彼は高嶺のヤンキー様(リクエスト編)
まぁいいわ。
こんな屋台の店の人間なんて、万札の束を見せれば、簡単に言いなりになる。
店主はこの子を一体いくらでレンタルさせてくれるかしら?
侮蔑と見下しと、軽蔑で笑いそうになる。
金で言いなりになる瞬間の人間の醜さを見るのが好き。
それがもうすぐ見られる。
この少年があたしのものに―――――――――――!!
「やめろ。」
ならなかった。
結果は不発。
男とは思えないきれいな手が、あたしの手を払いのけた。
「うちのチョコは、売り物じゃねぇ。あいにく、人間をレンタルするサービスはしてないんだ。金は返すから、帰れ。」
あげくのはてに、ドリンク代の金を突き返された。
なにそれ?
(許せない。)
あたしの手を叩いたことも許せないけど、チョコの態度が許せなかった。
(なんで助けてもらったような顔してんのよ?)
誘ってやってるのに。
このあたしが、わざわざ声かけてやってるのに。
(信じらんねぇ!!)
あり得ないことは続いた。
「・・・タカ&トモって聞こえたんだけど。
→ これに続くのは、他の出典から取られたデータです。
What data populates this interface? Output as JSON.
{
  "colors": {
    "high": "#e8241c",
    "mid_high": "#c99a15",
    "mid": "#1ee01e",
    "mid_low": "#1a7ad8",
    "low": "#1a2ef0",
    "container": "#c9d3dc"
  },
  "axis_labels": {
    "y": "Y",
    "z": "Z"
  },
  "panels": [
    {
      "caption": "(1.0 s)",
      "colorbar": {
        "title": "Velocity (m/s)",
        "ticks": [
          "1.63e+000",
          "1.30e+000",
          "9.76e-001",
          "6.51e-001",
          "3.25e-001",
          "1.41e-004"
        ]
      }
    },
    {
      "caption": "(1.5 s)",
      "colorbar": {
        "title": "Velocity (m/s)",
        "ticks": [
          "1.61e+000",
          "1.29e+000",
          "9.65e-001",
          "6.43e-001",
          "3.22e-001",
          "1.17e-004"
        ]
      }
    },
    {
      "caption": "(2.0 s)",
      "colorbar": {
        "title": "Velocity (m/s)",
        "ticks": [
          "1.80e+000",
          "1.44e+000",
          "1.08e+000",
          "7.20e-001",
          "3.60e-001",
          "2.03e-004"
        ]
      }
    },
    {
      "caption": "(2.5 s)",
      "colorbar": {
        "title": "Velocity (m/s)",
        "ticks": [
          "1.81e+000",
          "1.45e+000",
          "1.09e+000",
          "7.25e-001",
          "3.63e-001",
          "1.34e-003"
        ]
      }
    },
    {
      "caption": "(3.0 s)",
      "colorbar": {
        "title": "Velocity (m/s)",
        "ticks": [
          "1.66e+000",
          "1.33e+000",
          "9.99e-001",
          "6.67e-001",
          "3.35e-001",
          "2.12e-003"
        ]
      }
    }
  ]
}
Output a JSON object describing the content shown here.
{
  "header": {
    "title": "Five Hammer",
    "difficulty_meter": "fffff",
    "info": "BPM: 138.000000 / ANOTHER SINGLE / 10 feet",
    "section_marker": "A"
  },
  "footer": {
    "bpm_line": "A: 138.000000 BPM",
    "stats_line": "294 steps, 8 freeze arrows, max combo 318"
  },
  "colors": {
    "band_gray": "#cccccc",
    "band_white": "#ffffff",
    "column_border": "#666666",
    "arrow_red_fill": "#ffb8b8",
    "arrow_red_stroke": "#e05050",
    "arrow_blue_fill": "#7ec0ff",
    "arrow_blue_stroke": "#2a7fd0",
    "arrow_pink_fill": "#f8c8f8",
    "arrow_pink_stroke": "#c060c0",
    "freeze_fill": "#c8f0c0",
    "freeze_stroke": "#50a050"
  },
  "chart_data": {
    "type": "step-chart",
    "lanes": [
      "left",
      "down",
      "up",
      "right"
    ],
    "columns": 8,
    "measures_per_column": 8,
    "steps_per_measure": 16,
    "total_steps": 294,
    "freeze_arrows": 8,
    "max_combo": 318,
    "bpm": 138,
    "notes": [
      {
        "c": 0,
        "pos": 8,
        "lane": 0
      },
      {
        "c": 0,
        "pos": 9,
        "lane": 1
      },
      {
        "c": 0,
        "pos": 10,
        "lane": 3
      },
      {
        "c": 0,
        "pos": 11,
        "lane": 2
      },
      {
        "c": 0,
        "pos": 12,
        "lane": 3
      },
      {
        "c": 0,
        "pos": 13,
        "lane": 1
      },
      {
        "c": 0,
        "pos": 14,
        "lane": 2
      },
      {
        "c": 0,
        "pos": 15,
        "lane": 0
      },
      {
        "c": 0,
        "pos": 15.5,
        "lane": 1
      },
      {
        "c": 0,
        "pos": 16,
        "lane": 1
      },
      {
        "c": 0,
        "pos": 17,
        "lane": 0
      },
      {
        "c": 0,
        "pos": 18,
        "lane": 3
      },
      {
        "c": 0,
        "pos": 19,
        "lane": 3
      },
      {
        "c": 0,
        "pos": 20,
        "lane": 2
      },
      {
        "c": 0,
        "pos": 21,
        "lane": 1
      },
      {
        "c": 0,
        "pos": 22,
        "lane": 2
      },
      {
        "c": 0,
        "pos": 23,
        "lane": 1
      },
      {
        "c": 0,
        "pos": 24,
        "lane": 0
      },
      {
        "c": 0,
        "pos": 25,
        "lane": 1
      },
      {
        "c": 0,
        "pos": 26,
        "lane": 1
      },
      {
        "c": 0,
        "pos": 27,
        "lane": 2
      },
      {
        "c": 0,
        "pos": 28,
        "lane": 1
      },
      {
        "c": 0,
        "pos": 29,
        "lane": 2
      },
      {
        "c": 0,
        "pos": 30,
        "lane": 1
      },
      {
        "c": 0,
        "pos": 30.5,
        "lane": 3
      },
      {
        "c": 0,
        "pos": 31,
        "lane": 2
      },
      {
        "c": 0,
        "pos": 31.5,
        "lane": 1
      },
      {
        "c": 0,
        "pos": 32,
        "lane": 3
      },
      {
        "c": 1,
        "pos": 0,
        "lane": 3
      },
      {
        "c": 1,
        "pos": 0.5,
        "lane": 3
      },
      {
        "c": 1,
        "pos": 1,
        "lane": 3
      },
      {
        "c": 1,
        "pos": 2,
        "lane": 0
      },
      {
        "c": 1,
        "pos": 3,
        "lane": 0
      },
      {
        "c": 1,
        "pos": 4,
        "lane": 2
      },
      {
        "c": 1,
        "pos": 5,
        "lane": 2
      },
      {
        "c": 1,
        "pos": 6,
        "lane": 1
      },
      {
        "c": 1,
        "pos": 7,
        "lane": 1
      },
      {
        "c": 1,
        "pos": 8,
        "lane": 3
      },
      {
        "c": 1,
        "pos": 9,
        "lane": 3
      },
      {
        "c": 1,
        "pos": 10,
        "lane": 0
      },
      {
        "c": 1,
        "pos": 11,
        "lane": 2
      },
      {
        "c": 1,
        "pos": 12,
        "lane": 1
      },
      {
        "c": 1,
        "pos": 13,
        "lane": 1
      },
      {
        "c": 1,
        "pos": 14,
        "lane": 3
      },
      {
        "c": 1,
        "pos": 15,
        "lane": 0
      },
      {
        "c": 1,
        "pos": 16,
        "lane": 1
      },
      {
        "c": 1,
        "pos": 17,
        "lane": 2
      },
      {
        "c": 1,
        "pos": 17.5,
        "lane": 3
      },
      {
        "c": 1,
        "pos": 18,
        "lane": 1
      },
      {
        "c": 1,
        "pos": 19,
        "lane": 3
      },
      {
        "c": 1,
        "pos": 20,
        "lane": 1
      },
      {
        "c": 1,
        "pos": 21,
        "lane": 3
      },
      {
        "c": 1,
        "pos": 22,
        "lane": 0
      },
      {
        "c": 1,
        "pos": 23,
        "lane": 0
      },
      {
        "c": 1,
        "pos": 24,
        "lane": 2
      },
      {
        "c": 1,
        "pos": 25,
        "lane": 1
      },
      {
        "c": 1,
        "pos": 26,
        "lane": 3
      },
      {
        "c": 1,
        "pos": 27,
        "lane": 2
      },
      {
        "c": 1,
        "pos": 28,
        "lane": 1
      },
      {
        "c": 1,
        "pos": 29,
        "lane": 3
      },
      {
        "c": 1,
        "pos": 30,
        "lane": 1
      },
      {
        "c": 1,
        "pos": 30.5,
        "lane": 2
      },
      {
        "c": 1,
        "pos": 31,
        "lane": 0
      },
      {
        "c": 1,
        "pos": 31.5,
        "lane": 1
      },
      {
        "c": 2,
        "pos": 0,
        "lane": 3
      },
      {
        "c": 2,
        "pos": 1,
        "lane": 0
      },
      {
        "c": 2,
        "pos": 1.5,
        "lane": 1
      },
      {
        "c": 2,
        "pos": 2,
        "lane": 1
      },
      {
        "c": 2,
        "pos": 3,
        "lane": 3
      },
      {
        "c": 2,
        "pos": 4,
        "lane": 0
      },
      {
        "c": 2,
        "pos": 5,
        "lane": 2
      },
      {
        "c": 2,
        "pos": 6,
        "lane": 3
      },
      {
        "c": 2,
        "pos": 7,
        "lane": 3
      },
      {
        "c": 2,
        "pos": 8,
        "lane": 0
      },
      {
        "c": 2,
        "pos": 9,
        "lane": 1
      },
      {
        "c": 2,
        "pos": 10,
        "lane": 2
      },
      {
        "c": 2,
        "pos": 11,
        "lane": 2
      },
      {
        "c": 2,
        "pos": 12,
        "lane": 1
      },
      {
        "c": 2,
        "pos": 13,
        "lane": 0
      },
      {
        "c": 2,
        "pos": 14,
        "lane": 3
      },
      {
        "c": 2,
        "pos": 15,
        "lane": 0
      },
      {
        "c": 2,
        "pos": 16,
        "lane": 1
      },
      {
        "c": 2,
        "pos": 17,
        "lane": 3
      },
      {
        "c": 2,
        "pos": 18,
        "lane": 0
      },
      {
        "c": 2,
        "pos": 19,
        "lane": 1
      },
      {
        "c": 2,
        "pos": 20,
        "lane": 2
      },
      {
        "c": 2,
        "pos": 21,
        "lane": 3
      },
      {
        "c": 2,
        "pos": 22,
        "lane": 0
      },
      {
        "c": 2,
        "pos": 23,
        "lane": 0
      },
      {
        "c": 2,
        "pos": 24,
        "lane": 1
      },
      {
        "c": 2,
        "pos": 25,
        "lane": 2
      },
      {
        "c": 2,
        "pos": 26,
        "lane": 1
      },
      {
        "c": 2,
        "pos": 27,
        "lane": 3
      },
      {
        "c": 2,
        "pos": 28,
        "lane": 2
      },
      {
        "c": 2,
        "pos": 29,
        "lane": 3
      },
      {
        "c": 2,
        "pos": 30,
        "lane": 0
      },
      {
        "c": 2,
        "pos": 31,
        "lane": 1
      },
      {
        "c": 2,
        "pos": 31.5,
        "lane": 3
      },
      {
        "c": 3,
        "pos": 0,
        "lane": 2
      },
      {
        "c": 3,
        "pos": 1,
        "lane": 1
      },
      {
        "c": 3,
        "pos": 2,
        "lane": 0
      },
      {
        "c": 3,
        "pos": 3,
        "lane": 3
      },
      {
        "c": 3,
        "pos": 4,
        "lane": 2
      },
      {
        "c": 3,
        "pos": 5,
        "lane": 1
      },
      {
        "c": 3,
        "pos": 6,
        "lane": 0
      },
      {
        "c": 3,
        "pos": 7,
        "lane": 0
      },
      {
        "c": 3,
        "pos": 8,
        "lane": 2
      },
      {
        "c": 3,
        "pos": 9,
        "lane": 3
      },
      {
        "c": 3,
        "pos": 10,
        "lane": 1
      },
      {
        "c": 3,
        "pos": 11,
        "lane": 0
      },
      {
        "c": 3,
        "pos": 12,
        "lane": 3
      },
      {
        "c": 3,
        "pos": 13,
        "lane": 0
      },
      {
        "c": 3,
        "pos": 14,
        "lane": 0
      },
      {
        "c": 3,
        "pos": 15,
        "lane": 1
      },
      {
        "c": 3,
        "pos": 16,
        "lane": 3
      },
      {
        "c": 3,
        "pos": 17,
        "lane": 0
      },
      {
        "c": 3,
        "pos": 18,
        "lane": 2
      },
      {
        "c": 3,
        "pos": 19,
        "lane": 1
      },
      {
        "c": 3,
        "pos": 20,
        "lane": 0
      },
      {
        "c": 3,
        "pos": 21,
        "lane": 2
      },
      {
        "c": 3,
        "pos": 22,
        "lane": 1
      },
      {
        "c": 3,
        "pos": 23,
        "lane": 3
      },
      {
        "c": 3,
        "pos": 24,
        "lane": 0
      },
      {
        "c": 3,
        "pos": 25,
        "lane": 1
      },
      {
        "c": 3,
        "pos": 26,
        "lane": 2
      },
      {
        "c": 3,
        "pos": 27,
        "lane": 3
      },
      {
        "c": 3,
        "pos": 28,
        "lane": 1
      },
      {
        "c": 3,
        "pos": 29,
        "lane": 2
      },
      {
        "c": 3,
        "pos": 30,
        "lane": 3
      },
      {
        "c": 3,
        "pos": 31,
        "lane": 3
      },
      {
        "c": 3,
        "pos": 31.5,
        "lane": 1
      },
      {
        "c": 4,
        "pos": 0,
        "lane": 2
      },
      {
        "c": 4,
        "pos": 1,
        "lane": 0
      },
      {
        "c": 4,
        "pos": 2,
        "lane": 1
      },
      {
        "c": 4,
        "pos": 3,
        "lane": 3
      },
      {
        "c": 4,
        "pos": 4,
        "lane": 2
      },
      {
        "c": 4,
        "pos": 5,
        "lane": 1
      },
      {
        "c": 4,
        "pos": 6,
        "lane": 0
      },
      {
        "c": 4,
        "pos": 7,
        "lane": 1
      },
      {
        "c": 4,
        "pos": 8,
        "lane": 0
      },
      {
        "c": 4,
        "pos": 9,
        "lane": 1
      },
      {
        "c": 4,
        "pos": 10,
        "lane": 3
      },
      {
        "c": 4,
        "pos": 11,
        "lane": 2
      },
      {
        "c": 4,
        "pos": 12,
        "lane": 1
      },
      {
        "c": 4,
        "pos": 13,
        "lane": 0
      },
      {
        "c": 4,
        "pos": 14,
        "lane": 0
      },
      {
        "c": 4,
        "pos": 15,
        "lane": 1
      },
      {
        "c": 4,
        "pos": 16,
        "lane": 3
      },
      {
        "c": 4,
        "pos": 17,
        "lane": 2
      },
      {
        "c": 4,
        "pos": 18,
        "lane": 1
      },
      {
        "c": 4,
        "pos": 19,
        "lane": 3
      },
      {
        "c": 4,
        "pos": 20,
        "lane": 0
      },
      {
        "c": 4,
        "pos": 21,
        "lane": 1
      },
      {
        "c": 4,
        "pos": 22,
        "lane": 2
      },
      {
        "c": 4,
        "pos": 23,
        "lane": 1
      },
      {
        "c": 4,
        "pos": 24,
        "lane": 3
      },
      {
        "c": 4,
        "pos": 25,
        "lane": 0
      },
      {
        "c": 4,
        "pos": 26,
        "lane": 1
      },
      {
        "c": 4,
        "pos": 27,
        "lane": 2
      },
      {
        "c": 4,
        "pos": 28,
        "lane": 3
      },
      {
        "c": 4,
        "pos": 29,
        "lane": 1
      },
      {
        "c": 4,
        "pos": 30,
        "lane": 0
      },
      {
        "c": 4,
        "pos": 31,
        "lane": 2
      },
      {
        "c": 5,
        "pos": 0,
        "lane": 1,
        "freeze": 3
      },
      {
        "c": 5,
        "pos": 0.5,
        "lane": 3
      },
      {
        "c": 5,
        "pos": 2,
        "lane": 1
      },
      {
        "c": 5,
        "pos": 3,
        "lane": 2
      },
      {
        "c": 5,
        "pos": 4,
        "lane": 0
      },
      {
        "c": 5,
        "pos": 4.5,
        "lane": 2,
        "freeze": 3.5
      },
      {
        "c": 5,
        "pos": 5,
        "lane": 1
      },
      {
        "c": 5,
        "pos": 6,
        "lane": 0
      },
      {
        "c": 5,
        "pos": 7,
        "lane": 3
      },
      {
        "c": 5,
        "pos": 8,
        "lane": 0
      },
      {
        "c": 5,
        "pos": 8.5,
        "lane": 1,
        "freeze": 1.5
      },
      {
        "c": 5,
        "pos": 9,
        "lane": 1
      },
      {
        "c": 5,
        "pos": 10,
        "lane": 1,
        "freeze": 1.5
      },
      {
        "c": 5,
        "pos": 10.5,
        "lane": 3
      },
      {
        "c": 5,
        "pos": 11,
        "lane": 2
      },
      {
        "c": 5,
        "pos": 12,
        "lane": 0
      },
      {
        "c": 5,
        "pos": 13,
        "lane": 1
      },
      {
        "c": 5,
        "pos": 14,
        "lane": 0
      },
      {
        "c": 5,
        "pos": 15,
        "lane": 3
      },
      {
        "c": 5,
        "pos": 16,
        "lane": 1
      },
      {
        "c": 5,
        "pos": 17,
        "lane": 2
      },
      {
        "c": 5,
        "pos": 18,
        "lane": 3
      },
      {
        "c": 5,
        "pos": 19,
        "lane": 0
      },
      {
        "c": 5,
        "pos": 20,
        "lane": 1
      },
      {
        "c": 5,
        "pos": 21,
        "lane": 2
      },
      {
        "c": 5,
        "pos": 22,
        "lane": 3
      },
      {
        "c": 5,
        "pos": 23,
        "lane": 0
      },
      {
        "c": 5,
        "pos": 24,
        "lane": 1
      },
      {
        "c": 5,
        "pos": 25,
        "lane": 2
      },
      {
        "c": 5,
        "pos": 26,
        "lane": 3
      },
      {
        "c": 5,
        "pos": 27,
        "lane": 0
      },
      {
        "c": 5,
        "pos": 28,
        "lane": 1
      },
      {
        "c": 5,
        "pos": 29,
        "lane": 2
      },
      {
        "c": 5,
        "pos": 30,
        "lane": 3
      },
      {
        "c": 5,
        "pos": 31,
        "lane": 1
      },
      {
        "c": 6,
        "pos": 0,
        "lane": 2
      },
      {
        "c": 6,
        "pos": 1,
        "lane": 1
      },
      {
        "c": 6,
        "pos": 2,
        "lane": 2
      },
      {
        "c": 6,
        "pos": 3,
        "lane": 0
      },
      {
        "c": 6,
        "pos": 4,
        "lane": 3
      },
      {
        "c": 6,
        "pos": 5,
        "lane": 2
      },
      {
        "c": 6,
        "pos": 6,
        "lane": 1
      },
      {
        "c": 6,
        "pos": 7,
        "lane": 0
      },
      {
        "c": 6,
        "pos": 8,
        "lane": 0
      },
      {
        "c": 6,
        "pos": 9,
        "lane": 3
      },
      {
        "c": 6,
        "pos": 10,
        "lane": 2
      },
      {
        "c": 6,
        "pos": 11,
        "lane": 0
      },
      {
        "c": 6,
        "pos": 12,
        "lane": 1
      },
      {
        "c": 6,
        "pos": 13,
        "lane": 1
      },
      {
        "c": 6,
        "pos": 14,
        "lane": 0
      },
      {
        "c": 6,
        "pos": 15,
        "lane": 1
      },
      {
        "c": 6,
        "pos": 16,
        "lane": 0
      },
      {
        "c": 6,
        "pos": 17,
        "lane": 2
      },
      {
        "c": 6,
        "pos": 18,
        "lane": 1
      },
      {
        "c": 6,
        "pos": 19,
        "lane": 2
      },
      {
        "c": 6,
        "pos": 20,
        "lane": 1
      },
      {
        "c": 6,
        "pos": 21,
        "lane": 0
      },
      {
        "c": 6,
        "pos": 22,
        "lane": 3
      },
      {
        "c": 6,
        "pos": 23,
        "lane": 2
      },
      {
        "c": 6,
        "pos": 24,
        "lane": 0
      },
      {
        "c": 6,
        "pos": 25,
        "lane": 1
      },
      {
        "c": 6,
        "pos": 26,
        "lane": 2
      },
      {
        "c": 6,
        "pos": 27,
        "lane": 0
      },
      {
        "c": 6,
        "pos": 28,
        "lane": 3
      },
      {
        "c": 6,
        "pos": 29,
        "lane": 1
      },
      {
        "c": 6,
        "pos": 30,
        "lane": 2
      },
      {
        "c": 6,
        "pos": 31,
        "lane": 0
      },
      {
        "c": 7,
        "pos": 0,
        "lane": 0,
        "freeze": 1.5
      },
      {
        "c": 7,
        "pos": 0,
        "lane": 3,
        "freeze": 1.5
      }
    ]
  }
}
それ、ケンカ慣れした走り屋さんと同じじゃない?『スカイハイ』のナンバー1とナンバー2よね?」
「「「「え?」」」」
「「だったらなんだ?」」
無理やり連れて行こうとしたら、有名な走り屋チームのスカイハイまで出てきて邪魔された。
そいつらが、ゆるキャラに敬意を払ってた。
それで冷静さを取り戻せた。
(・・・ただのガキじゃない?)
「お兄ちゃんなの?」
「え?」
いろいろ考えた結果、ゆるキャラに聞いた。